I’m working with Webpack 5 and trying to optimize the splitChunks
configuration in a multi page application with a PHP backend and a Vue frontend.
In order to reduce the size of the vendor file I have started excluding some libraries by customizing the test function of the vendor cacheGroup
.
test(module /* , chunk */) {
if (module.context) {
// only node_modules are needed
const isNodeModule = module.context.includes('node_modules');
// but we exclude some specific node_modules
const isToBundleSeparately = [
'marked', // only needed in one component
'braintree-web', // only payment page
'bootstrap/js',
].some(str => module.context.includes(str));
if (isNodeModule && !isToBundleSeparately) {
return true;
}
}
return false;
},
By doing so, some libraries that are not used in all pages are only imported in the components that need them, because those components are imported via dynamic imports and are extracted to separate chunks.
This has proven to work as expected until I encountered a strange behavior with one specific chunk and with one specific library (BootstrapVue).
If I add 'bootstrap-vue'
to the list of excluded libraries, what happens is that two components of the library, BTab
and BTabs
, are extracted to a very large chunk which also includes the code containing the whole code for the payment page and all the libraries used in that page.
If you look at the screenshot, the file is the one whose name starts with “init-initPaymentGateway”.
So now all the pages that need those two BootstrapVue components are loading that large file, including the product page and other pages that only need the two tiny BootstrapVue components.
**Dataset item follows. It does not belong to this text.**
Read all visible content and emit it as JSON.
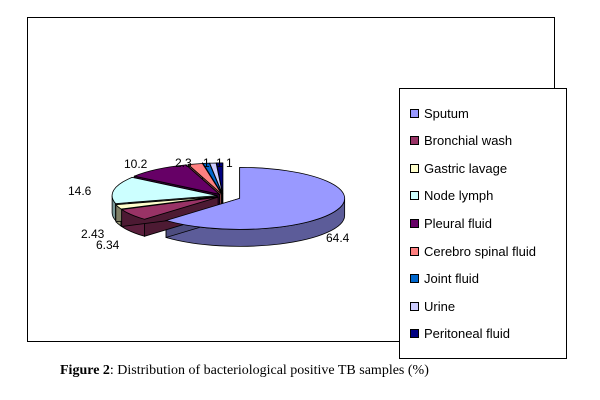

Here you can see that the chunk is imported in the product page:
I would expect that with my current configuration those two components would go to a separate chunk, or, if they are too small, they should be duplicated. Using Webpack Bundle Analyzer I see both very small files and duplicated library files, so I don’t understand why this is not happening with those specific components. The BootstrapVue BAlert
component, for example, which is also small, is duplicated in different components.
I suspect that the issue comes from the fact that the components are small, but by setting minSize
to 0
(or 10
) I would expect to not have a minimum size for the creation of chunks.
Here are the imports in the payment page:
import { BTab, BTabs } from 'bootstrap-vue';
import dataCollector from 'braintree-web/data-collector';
(Then other inner components import other files from braintree-web
).
Here is the import in one component of the product page:
import { BTabs, BTab } from 'bootstrap-vue';
And here is the complete splitChunks
configuration (I have removed some of the excluded libraries from the list in the test function as they are not relevant).
splitChunks: {
chunks: 'all',
minSize: 10,
minChunks: 1,
maxAsyncRequests: 30,
maxInitialRequests: 30,
enforceSizeThreshold: 50000,
name(module, chunks /* , cacheGroupKey */) {
const allChunksNames = chunks
.filter(item => item.name !== null)
.map(item => item.name.replace('View', ''))
.join('~');
return allChunksNames.slice(0, 30);
},
cacheGroups: {
default: {
minChunks: 2,
priority: -20,
reuseExistingChunk: true,
},
defaultVendors: {
name: 'vendor',
priority: -10,
chunks: 'all',
minChunks: 1,
reuseExistingChunk: true,
test(module /* , chunk */) {
if (module.context) {
// only node_modules are needed
const isNodeModule = module.context.includes('node_modules');
// but we exclude some specific node_modules
const isToBundleSeparately = [
'marked', // only needed in one component
'bootstrap-vue',
'braintree-web',
'bootstrap/js',
].some(str => module.context.includes(str));
if (isNodeModule && !isToBundleSeparately) {
return true;
}
}
return false;
},
},
},
},
To fix the issue I removed 'bootstrap-vue'
from the exclusion in the test function, but I’d like to understand if I can improve my configuration or at least the reason for this behavior.
CodePudding user response:
By trying to fix another issue caused by a naming collision, I have modified the name
function and fixed the issue.
Basically the slice function was causing a naming collision, which resulted in a chunk containing the code for more than one module, because both had the same name.